A tática mata o desenvolvimento de jovens no futebol? O que diz a ciência
Crítica sobre o "futebol moderno", que supostamente prioriza ordens em detrimento do lúdico, realmente é válida em termos clínicos e científicos?
A ascensão de Pep Guardiola no fim dos anos 2000 mudou o futebol. A obsessão pelo jogo de passes curtos e geralmente seguros para não perder a bola se espalhou, foi deturpada e moldou quase duas décadas do esporte. Atualmente, apesar de diversos expoentes de alto nível que vão contra essa ideia ou que a reformularam, esse é o tipo de jogo chamado de “futebol moderno”.
E como toda nova tendência, há a crítica, principalmente do lado saudosista ou que viveu sucesso com algo diferente no passado. Não é incomum ver argumentos de como o “futebol moderno está acabando com os dribladores” e ceifando talentos criativos para dar espaço àqueles que se limitam a obedecer regras.
A Trivela foi além do debate sobre preferências: há fundamento na crítica que indica que seguir ordens táticas à risca mata a criatividade e o lado lúdico dos atletas? Os jovens em desenvolvimento que atuam dessa forma sofrem alterações psicológicas ou nas suas ativações cerebrais?

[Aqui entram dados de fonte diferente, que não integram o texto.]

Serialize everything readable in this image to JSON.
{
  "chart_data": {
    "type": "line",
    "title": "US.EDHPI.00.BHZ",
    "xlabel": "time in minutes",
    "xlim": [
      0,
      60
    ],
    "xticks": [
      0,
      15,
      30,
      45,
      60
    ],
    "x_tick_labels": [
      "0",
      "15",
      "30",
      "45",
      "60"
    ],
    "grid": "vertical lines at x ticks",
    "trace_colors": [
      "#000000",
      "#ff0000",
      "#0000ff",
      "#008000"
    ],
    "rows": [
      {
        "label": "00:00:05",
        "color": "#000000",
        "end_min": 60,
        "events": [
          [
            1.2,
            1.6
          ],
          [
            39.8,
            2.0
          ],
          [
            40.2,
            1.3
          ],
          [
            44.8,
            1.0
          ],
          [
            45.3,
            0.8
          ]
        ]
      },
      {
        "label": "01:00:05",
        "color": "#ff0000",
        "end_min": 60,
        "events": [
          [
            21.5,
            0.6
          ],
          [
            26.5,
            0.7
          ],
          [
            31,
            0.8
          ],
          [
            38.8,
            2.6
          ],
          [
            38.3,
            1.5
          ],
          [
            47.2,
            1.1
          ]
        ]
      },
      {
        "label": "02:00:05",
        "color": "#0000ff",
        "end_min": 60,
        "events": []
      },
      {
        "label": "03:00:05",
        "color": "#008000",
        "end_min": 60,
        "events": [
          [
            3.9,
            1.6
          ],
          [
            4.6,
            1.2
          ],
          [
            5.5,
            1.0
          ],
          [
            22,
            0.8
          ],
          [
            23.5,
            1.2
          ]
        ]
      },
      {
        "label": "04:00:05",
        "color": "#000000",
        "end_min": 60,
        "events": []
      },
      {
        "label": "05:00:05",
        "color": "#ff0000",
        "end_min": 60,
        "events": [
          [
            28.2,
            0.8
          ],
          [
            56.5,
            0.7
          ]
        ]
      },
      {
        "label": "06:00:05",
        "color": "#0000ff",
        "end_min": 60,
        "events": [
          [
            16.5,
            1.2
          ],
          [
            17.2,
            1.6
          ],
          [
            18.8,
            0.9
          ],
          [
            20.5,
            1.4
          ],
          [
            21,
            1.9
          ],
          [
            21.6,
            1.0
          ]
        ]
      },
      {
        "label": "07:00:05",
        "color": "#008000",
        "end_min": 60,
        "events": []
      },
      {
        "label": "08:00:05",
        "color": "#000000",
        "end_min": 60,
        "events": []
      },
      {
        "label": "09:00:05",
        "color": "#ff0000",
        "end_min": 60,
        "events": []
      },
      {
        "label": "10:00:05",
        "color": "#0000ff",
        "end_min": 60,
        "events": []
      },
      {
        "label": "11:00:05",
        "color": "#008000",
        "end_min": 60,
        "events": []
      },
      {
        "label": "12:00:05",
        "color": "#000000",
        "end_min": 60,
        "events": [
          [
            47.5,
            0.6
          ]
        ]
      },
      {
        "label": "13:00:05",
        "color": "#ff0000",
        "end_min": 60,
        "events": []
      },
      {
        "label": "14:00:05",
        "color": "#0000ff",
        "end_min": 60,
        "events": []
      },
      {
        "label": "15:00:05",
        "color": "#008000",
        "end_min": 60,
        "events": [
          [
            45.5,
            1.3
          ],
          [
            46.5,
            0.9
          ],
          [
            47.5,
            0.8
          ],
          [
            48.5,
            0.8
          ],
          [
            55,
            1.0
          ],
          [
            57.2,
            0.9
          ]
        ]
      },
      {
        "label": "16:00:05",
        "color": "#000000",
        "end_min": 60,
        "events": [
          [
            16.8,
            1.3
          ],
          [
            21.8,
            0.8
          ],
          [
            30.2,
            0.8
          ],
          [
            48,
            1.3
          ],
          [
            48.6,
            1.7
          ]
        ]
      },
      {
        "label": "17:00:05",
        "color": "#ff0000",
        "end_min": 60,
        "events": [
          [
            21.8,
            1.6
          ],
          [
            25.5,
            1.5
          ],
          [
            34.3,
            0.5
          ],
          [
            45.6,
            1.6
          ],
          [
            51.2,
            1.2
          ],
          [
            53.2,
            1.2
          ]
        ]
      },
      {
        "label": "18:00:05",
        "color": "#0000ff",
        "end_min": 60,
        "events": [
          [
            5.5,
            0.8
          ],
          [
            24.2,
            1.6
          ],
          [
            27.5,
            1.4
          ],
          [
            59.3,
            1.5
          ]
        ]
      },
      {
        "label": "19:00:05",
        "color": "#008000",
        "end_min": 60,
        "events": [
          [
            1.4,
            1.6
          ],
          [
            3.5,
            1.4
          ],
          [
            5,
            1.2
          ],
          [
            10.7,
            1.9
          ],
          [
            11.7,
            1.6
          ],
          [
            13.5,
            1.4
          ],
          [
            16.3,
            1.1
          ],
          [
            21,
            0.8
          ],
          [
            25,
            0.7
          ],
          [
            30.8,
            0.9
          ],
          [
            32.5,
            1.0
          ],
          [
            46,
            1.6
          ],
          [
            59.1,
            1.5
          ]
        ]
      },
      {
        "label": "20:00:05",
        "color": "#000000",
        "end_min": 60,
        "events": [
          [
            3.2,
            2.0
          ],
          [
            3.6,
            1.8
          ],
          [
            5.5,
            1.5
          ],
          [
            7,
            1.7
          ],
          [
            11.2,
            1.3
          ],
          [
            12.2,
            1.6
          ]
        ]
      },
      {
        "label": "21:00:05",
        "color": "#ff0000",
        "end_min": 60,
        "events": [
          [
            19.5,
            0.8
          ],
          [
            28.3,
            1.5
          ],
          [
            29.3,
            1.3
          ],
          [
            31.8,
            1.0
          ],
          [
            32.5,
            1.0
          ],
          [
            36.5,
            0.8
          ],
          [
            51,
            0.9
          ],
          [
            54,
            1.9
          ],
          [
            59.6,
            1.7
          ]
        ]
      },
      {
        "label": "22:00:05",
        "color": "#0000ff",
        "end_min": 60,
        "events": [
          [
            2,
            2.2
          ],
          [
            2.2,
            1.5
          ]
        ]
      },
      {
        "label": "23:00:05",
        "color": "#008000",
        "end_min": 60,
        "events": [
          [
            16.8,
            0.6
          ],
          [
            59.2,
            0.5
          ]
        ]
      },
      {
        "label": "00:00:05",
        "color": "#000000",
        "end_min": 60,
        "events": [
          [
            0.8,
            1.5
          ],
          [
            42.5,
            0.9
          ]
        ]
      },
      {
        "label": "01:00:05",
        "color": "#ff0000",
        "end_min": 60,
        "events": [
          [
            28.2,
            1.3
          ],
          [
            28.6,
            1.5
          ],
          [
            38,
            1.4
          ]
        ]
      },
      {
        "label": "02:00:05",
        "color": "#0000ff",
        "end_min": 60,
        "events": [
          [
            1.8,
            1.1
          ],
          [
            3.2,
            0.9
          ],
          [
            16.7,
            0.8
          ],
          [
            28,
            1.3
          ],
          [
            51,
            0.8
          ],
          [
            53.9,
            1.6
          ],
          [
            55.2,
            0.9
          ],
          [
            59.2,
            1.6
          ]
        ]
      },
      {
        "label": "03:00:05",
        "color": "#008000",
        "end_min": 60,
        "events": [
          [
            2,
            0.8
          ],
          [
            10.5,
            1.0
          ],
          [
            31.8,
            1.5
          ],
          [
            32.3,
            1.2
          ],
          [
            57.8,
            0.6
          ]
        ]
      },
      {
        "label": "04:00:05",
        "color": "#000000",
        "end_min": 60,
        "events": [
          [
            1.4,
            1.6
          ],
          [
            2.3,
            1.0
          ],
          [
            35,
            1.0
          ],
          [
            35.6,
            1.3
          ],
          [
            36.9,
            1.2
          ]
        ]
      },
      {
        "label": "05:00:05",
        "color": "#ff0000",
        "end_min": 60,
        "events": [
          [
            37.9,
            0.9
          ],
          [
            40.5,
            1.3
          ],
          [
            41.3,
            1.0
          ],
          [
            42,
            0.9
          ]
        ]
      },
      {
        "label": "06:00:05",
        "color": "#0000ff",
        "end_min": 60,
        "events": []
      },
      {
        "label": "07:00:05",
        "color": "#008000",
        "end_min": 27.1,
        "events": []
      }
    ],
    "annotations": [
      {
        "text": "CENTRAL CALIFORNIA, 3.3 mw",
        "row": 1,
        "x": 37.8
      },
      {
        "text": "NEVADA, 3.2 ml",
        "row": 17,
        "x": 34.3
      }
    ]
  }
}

O desenvolvimento dos jogadores enquanto seres humanos é a chave
Ainda existem áreas nebulosas na ciência para acatar ou descartar o argumento crítico sobre o futebol moderno minar talentos criativos. Para Ricardo Eid, médico do esporte especialista em concussão cerebral, o foco de atenção deve ser no desenvolvimento das crianças que se tornarão atletas, antes mesmo de tática e ordens de treinadores se fazerem presentes.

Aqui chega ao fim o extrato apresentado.